Photo by Dan Wonderly

Bio

Matt Reeck is a translator, scholar, and poet. He is a winner of the 2021 Albertine Prize and the 2022 Northwestern University Global Humanities Translation Prize. He served as the Princeton translator in residence in Spring 2021. Currently, he is a Guggenheim and American Council of Learned Societies fellow. This is his third National Endowment of the Arts Translation Fellowship. He lives in Brooklyn with his wife and two daughters.

Project Description

To support the translation from the French of the novel One-world by Martinican poet Édouard Glissant. The author of more than 30 books, Glissant (1928-2011) was a writer, poet, philosopher, critic, and two-time Nobel Prize in Literature finalist. Published in 1993, One-world is his longest novel and stands out among his other works for its global, kaleidoscopic, and multicultural design and narrative. Unlike his earlier works that explored the legacies of colonialism, One-world looks to the future and imagines a world of free-flowing migration and cultural affiliation.
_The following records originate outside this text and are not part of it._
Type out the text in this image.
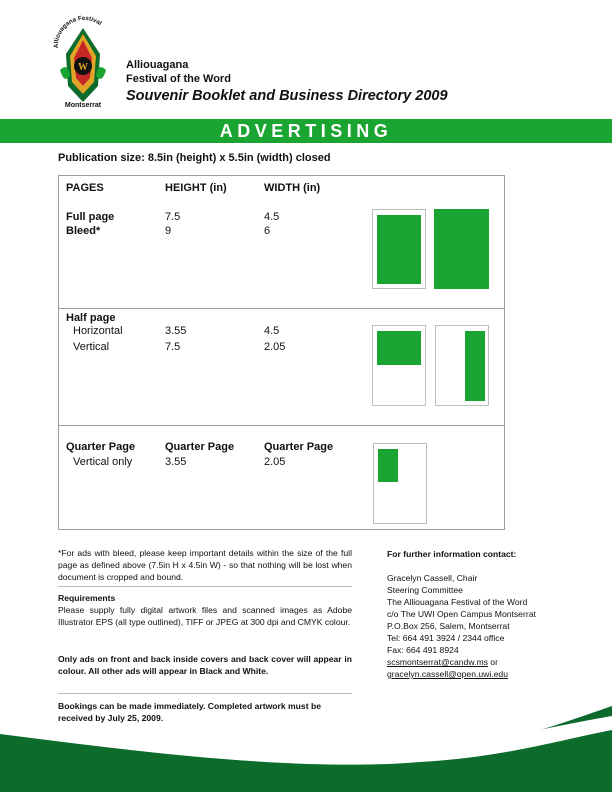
Alliouagana Festival
W
Montserrat
Alliouagana
Festival of the Word
Souvenir Booklet and Business Directory 2009
ADVERTISING
Publication size: 8.5in (height) x 5.5in (width) closed
PAGES	HEIGHT (in)	WIDTH (in)
Full page	7.5	4.5
Bleed*	9	6
Half page
Horizontal	3.55	4.5
Vertical	7.5	2.05
Quarter Page	Quarter Page	Quarter Page
Vertical only	3.55	2.05
*For ads with bleed, please keep important details within the size of the full page as defined above (7.5in H x 4.5in W) - so that nothing will be lost when document is cropped and bound.
Requirements
Please supply fully digital artwork files and scanned images as Adobe Illustrator EPS (all type outlined), TIFF or JPEG at 300 dpi and CMYK colour.
Only ads on front and back inside covers and back cover will appear in colour. All other ads will appear in Black and White.
Bookings can be made immediately. Completed artwork must be received by July 25, 2009.
For further information contact:
Gracelyn Cassell, Chair
Steering Committee
The Alliouagana Festival of the Word
c/o The UWI Open Campus Montserrat
P.O.Box 256, Salem, Montserrat
Tel: 664 491 3924 / 2344 office
Fax: 664 491 8924
scsmontserrat@candw.ms or
gracelyn.cassell@open.uwi.edu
It’s very difficult to express how important the National Endowment of the Arts Translation Fellowship is to a translator; in my case, they have been the most important and consistent sources of funding, and, by extension, encouragement for me to pursue literary translation.
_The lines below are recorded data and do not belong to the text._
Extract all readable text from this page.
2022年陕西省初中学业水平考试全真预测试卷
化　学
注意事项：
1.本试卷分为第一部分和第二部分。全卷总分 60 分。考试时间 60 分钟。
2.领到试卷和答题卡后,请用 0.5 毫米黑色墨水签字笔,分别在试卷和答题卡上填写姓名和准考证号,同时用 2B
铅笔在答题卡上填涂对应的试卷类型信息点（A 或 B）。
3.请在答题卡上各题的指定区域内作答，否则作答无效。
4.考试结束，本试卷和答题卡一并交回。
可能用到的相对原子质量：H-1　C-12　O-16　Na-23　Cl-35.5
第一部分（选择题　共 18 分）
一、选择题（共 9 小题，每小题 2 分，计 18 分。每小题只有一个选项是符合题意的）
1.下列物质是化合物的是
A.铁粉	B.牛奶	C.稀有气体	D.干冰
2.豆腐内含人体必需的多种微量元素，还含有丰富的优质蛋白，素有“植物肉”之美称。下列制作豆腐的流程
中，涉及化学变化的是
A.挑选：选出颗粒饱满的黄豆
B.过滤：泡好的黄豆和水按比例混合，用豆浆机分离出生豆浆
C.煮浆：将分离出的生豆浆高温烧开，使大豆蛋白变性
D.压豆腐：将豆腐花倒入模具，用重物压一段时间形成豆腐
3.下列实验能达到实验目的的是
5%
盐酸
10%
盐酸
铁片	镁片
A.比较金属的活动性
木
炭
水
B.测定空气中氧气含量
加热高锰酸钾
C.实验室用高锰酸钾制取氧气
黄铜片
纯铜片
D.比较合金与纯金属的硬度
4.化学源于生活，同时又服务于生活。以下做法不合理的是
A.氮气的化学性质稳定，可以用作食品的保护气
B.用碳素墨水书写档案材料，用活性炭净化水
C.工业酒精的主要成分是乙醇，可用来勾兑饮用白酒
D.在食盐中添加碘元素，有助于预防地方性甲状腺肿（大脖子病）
My first two NEA grants were for Urdu translation, and they were essential, due to the lack of other governmental or institutional support for the translation of South Asian vernacular languages. This grant, for French translation, is just as important. That it supports this particular translation is crucial, as well: not only have I been in pursue of funding for Glissant’s Tout-monde (One-world) for several years, but I also believe this work to be potentially the most important in his oeuvre. The NEA’s support is essential in providing the necessary resources to translate a book of such immense size, cultural breadth, and geographic and historical scope.

About Édouard Glissant

Édouard Glissant is a two-time Nobel Prize in Literature finalist and widely reputed to be one of the most important French-language intellectuals and writers in the postcolonial era. His work across multiple genres re-narrates a Caribbean, and particularly Martinican, history, inclusive of all levels of colonial contact but representing first and foremost the previously unrepresented—the black slave immigrants, marrons, and peoples of the native cultures of Martinique. Tout-monde (One-world) (1993) serves as a vade mecum of the author’s thinking and artistry, providing throughlines that link his reconstructive fictional histories, his poetics of relation, and his cultural theories of the One-world.